There are several performance tests for each of the functions.
The performance tests are against a dataset of a million rows, generated from sys.all_objects.
These are the performance test results from my development machine, a Windows 7 desktop with a 4-core Skylake CPU and 32GB of RAM.
Each test is run 10 times, and you're seeing the average runtime. You can also look at the raw data if you're interested.
Test Category | Simple | Complex | Null |
---|---|---|---|
Baseline | 0.49 | 0.62 | N/A |
Match | 9.01 | 12.57 | 5.33 |
GroupMatch | 17.54 | 20.79 | |
Matches | 28.09 | 22.14 | |
Replace | 22.96 | 21.10 | |
Split | 28.00 | 23.84 |
Analysis
The SQL CLR functions are slow. Even calling the simplest function with a null value, RegexMatch(), takes ~10 times longer than the baseline query, 5 seconds vs .5 seconds. Relatively simple regular expressions are slow.
I noticed that one of the cores on my computer was consistently pegged at 100%, suggesting that the limitation was CPU. That makes sense; both the CLR and regular expressions are relatively CPU heavy.

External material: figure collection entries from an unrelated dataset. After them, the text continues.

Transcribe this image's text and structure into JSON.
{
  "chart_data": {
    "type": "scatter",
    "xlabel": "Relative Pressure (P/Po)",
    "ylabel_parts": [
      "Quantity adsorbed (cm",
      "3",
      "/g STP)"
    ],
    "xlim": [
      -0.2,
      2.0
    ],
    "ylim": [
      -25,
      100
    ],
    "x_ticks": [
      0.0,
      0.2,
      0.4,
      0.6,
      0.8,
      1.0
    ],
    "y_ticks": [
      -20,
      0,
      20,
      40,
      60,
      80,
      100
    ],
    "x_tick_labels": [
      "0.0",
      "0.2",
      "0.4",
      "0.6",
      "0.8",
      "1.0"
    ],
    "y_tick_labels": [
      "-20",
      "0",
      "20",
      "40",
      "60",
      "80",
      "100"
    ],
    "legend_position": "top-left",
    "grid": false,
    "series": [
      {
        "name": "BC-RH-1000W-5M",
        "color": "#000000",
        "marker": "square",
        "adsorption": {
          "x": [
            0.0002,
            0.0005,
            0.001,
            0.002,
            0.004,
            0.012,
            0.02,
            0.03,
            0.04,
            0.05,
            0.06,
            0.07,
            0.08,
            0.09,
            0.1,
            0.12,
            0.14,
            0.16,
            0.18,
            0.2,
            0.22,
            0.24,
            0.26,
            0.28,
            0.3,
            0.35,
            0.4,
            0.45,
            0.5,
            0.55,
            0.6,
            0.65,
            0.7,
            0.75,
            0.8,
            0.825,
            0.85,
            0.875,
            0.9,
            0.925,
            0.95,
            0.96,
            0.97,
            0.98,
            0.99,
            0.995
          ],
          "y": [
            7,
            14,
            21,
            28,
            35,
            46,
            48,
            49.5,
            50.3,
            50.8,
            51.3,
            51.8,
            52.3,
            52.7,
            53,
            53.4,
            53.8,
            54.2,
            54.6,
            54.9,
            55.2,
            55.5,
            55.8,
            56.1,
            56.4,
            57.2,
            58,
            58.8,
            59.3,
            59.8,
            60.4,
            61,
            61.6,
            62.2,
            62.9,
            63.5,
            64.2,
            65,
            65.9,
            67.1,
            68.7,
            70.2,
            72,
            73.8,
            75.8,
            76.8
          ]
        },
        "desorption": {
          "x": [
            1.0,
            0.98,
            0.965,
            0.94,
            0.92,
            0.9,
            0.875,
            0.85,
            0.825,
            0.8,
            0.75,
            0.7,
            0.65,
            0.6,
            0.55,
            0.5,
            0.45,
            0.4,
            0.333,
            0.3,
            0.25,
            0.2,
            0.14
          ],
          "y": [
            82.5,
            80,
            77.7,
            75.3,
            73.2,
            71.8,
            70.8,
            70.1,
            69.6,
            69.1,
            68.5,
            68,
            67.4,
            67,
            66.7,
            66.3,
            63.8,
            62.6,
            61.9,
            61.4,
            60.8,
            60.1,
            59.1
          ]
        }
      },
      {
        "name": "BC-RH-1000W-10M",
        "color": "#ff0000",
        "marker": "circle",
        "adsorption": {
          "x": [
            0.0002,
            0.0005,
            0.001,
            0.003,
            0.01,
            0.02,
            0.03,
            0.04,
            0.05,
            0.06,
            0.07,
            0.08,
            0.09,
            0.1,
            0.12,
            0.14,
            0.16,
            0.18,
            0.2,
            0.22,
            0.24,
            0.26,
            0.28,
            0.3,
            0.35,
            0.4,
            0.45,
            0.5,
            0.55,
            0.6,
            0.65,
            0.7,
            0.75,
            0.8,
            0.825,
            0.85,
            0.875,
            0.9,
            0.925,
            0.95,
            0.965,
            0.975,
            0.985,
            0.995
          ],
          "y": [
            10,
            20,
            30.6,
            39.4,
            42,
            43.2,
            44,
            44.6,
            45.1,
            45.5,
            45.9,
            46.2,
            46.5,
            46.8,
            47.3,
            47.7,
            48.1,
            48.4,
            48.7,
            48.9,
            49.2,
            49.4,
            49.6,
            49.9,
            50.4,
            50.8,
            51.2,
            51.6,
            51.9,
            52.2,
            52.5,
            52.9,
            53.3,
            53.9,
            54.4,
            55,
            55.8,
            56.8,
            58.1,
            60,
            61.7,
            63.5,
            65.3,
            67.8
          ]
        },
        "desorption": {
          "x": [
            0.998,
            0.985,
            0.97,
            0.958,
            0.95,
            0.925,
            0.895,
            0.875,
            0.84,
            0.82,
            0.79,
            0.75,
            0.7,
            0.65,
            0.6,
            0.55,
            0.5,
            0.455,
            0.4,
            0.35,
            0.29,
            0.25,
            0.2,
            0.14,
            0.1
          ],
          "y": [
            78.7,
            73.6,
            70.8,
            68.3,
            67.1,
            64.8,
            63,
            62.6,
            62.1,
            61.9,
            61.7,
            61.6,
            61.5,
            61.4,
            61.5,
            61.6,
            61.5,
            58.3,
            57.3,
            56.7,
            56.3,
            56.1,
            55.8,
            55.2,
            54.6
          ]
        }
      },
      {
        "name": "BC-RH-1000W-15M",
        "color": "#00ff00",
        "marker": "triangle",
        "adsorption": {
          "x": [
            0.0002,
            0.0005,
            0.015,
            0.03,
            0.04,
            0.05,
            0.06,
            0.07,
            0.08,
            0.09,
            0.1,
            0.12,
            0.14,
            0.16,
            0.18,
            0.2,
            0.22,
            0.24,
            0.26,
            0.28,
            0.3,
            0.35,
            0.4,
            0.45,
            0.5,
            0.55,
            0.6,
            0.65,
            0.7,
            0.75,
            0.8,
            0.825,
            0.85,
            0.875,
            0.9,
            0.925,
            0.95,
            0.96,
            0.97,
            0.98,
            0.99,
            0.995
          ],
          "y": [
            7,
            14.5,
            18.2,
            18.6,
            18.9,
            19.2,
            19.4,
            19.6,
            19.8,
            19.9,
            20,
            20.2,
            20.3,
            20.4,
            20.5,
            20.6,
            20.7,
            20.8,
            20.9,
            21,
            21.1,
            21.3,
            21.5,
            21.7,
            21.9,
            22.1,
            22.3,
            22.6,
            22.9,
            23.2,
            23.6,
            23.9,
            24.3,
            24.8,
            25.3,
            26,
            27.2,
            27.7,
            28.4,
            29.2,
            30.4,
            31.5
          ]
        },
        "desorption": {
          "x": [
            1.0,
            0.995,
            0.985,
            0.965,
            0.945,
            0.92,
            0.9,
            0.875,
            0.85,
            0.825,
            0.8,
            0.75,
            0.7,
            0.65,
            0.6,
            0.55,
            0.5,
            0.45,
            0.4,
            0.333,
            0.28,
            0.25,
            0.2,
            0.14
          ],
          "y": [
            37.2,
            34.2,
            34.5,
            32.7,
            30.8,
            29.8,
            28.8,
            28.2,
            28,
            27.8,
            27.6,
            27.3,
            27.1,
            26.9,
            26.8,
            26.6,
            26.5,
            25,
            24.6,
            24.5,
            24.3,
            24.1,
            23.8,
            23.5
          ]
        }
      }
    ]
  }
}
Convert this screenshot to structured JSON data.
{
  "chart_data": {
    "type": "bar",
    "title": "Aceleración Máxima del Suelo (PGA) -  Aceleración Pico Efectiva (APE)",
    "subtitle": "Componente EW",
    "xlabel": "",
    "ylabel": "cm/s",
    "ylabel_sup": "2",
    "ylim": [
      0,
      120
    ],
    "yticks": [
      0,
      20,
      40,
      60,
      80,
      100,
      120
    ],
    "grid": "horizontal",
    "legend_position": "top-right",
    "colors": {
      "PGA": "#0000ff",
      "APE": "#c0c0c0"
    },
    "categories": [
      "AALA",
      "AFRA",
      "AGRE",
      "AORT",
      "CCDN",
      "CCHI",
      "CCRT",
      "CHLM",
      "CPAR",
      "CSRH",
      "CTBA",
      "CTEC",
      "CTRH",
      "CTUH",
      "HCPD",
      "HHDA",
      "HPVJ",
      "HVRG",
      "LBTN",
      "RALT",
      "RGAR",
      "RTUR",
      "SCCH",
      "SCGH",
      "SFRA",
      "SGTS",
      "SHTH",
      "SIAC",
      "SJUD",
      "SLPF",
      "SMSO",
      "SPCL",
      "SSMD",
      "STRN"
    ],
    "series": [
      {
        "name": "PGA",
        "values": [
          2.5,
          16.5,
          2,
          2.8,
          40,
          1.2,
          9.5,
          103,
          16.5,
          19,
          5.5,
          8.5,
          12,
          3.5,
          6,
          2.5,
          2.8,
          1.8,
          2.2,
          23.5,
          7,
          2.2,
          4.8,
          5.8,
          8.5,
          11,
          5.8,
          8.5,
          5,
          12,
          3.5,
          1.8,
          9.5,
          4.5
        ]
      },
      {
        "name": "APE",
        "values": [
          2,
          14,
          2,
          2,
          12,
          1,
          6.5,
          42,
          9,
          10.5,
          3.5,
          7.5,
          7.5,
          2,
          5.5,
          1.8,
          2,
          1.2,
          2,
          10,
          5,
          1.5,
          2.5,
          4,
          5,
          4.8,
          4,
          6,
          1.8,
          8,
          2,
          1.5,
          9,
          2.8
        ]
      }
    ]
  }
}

Update, 2017-01-21 - Using static methods in the Regex() class boosts performance, up to 35% in some cases.
There are 6 perf test scripts, one per function, plus a 'baseline' script.
Test Setup
To run these tests, you'll need to have sql-server-regex installed onto a SQL Server database.
Running a Test
- Open a SQL file for a test (for example, 'perf-test-match.sql')
- The top of the script has the runtime on my development machine (a desktop with a 4-core Skylake CPU and 16GB RAM).
- Run the script
- Each test should run 10 times, and return the runtime of each.
- If any of the tests error, then something is broken/failing.